Question

The radius of fifth orbit of the Li++ is __________ × 10^-12 m.
Take : radius of hydrogen atom = 0.51 Å

Answer 1

Correct Answer: 425

\(𝑟_𝑛 = \frac{0.51𝑛^2}{𝑍} 𝐴_0 \)
For Li++, z=3.
So \(𝑟_5 = 0.51 × \frac{25}{3} × 10^{−10}\) 𝑚 = 17 × 25 × \(10^{−12}𝑚\) = 425 × \(10^{−12}\)m

Answer 2

Bohr's Model and Orbital Radius 

Step 1: Bohr’s Model and Orbital Radius

According to Bohr’s model, the radius of the n^th orbit of a hydrogen-like atom is given by:

\( r_n = \frac{0.51n^2}{Z} \, \text{Å} \)

where \( n \) is the principal quantum number and \( Z \) is the atomic number.

Step 2: Radius of Li⁺⁺ Fifth Orbit

For Li⁺⁺, \( Z = 3 \) and \( n = 5 \). Substituting these values into the formula:

\( r_5 = \frac{0.51 \times 5^2}{3} \, \text{Å} = \frac{0.51 \times 25}{3} \, \text{Å} \)
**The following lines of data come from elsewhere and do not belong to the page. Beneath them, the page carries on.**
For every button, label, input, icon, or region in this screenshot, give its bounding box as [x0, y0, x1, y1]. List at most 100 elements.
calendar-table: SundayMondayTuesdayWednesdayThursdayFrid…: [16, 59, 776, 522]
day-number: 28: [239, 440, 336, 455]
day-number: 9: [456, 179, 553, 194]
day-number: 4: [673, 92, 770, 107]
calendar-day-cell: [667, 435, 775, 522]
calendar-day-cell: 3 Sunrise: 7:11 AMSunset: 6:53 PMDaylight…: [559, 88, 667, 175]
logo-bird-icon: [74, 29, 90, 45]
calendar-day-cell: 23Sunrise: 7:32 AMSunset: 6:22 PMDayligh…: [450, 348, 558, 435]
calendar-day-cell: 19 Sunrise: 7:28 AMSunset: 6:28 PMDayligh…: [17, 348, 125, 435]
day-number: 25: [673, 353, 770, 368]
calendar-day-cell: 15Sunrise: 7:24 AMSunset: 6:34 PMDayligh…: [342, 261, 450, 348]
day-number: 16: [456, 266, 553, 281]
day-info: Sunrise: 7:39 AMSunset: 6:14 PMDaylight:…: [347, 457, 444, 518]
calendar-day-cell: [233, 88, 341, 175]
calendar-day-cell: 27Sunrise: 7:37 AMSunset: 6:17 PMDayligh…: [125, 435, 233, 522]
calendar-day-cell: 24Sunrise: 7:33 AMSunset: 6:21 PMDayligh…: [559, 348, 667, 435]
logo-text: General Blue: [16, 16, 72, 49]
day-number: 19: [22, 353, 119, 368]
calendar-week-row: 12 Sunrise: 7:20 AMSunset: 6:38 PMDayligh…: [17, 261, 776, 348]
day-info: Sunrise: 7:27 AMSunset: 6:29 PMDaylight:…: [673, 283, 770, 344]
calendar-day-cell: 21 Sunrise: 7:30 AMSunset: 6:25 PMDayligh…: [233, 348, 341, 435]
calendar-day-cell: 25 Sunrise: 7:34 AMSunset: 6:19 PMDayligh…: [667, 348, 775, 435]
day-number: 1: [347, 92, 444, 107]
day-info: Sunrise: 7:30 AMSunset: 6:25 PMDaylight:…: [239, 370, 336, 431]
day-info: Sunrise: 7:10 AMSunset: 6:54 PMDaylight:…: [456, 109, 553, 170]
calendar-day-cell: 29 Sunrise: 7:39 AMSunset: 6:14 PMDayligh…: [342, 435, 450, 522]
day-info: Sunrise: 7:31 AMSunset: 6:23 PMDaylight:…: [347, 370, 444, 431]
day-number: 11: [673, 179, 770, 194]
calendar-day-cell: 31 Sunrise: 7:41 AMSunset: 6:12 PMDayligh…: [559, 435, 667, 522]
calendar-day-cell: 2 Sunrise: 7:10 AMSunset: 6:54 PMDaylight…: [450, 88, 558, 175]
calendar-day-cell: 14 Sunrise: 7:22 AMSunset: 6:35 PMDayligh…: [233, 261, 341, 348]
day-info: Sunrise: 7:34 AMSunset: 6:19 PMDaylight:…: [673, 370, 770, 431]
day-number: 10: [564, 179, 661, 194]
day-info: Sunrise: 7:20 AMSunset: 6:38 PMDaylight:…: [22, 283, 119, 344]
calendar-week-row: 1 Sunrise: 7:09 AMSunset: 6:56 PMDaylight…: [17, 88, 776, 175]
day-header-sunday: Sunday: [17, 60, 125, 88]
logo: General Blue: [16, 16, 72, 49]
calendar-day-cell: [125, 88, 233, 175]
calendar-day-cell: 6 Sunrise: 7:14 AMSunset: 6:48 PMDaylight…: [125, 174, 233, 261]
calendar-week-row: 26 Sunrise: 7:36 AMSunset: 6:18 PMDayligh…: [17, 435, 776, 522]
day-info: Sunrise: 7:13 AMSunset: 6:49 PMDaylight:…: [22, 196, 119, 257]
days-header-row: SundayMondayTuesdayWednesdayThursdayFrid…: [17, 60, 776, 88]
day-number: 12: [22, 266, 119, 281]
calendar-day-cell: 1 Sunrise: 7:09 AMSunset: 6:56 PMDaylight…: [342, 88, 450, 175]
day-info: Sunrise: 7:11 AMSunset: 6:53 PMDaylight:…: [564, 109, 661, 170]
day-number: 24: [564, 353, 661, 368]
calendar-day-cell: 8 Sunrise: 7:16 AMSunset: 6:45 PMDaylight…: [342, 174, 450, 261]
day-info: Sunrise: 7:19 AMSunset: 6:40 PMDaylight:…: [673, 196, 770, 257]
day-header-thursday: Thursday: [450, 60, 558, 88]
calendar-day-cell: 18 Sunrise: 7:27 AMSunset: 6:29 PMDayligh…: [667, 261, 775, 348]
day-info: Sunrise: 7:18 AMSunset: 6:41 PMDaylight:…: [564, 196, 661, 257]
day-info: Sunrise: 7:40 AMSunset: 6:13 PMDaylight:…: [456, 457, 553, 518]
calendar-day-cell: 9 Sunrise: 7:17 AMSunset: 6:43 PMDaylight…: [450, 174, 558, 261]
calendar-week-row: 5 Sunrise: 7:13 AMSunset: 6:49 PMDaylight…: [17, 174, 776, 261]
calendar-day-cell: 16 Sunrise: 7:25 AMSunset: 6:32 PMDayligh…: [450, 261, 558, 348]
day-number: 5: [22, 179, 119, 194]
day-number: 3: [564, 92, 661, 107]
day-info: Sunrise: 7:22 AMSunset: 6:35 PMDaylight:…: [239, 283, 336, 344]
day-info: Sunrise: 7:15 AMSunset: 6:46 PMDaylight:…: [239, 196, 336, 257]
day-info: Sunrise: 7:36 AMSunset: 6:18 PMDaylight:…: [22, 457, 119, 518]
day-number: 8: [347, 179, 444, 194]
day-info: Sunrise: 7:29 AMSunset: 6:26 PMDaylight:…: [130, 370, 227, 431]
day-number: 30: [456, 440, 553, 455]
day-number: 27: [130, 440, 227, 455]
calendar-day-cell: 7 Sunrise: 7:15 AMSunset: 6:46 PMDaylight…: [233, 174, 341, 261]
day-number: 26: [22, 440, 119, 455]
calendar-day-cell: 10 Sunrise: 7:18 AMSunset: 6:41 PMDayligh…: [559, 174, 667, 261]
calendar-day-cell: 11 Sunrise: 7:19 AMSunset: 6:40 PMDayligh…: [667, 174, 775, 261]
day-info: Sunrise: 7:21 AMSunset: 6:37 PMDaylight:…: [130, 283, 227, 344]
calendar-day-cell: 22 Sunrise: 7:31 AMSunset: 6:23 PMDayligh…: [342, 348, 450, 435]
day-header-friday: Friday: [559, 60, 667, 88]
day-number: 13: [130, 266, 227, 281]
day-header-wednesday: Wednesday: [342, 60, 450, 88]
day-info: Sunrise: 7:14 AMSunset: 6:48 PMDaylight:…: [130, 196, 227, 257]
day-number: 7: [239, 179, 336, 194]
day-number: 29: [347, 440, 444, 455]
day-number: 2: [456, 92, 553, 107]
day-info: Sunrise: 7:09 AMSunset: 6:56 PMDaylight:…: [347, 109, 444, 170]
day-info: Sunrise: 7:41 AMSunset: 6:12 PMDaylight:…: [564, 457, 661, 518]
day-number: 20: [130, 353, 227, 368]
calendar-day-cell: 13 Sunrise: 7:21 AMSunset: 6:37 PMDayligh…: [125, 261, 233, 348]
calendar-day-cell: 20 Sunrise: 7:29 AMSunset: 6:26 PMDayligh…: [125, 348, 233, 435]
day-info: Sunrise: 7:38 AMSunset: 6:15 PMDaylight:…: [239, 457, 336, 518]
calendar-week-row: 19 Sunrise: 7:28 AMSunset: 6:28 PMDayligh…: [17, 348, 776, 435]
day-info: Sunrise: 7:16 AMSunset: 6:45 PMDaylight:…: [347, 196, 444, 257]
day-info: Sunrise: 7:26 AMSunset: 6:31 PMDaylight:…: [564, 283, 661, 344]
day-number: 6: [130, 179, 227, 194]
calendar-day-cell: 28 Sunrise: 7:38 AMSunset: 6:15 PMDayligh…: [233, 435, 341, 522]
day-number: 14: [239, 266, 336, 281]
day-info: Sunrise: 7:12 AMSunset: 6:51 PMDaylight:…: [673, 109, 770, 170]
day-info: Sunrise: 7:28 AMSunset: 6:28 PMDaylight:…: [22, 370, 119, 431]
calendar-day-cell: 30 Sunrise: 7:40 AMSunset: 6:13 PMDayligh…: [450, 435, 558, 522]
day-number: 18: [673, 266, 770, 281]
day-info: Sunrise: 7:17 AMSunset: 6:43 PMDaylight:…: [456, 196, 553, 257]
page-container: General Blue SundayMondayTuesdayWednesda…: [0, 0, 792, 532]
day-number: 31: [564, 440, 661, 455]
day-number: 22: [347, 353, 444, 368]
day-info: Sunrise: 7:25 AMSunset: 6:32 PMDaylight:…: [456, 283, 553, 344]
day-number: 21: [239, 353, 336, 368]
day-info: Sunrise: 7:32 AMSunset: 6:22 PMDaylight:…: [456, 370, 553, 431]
Now, convert the value to meters:

\( r_5 = 0.51 \times \frac{25}{3} \times 10^{-10} \, \text{m} = 17 \times 25 \times 10^{-12} \, \text{m} = 425 \times 10^{-12} \, \text{m} \)

Conclusion:

The radius of the fifth orbit of Li⁺⁺ is 425 × 10⁻¹² m.